Well, let’s send that alert to the Chamber of Commerce. Our beaches are nicer than Jupiter’s. If nothing else, they maybe gave McIlroy a little time to let his mind rest, so he could tackle the monster of a golf course on the west side of A1A.

“The first time you get on some Pete Dye courses they're very strange, and they set you up at wrong angles, and visually they're just a little bit not what you want to see, but you learn to deal with it and play the way he wants you to play,” McIlroy said.

McIlroy said at first, he was determined to take advantage of his length and hit drives 20 or 30 yards farther into the fairways to give him an advantage with shorter shots to the greens. The problem with that approach to TPC Sawgrass is that you might hit it farther, but you might play yourself out of position for your next shot. And you know Pete Dye is over there, hiding in a Palmetto going, “Heh, heh, heh,” like a bad villain in a golf cartoon.

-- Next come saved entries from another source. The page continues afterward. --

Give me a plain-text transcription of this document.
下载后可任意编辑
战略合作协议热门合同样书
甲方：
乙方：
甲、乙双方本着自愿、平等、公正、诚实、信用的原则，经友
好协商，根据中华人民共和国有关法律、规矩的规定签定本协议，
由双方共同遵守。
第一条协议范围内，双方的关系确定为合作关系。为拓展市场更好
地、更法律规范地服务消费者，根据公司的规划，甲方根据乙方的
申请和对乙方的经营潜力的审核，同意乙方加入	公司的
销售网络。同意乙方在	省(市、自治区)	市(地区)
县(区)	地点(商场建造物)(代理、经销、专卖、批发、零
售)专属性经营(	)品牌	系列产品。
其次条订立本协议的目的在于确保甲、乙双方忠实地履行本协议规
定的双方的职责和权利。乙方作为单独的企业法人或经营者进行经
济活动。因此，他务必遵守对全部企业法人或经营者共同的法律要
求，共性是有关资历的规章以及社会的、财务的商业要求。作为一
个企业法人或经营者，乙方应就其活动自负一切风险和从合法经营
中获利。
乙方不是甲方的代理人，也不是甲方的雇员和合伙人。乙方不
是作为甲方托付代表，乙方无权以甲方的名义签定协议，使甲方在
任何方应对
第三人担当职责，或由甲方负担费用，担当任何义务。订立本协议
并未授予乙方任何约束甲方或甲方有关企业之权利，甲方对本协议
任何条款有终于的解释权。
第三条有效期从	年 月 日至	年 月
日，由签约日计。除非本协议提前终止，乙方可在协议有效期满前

“I was a little stubborn the first few years I came here,” McIlroy admitted. “You just have to play this golf course a certain way and be a little bit better than everyone else with your irons and your wedges, and that's usually a good combination around here.”

McIlroy won at the Arnold Palmer Invitational in March, and he contended at the Masters, but had a less than stellar final round. Having recovered from that disappointment, he’s looking to get into the winner’s circle at more tournaments this year.

“If I can put myself in the final group of some other events coming up, then hopefully I'll have some recent experience, and I'll deal with it a bit better [than he did at The Masters],” he said.

His assessment of the tournament: “It's tough. It's the strongest field in golf. I think all top-50 players in the world are here most years. It's a golf course again where no one really has an advantage.”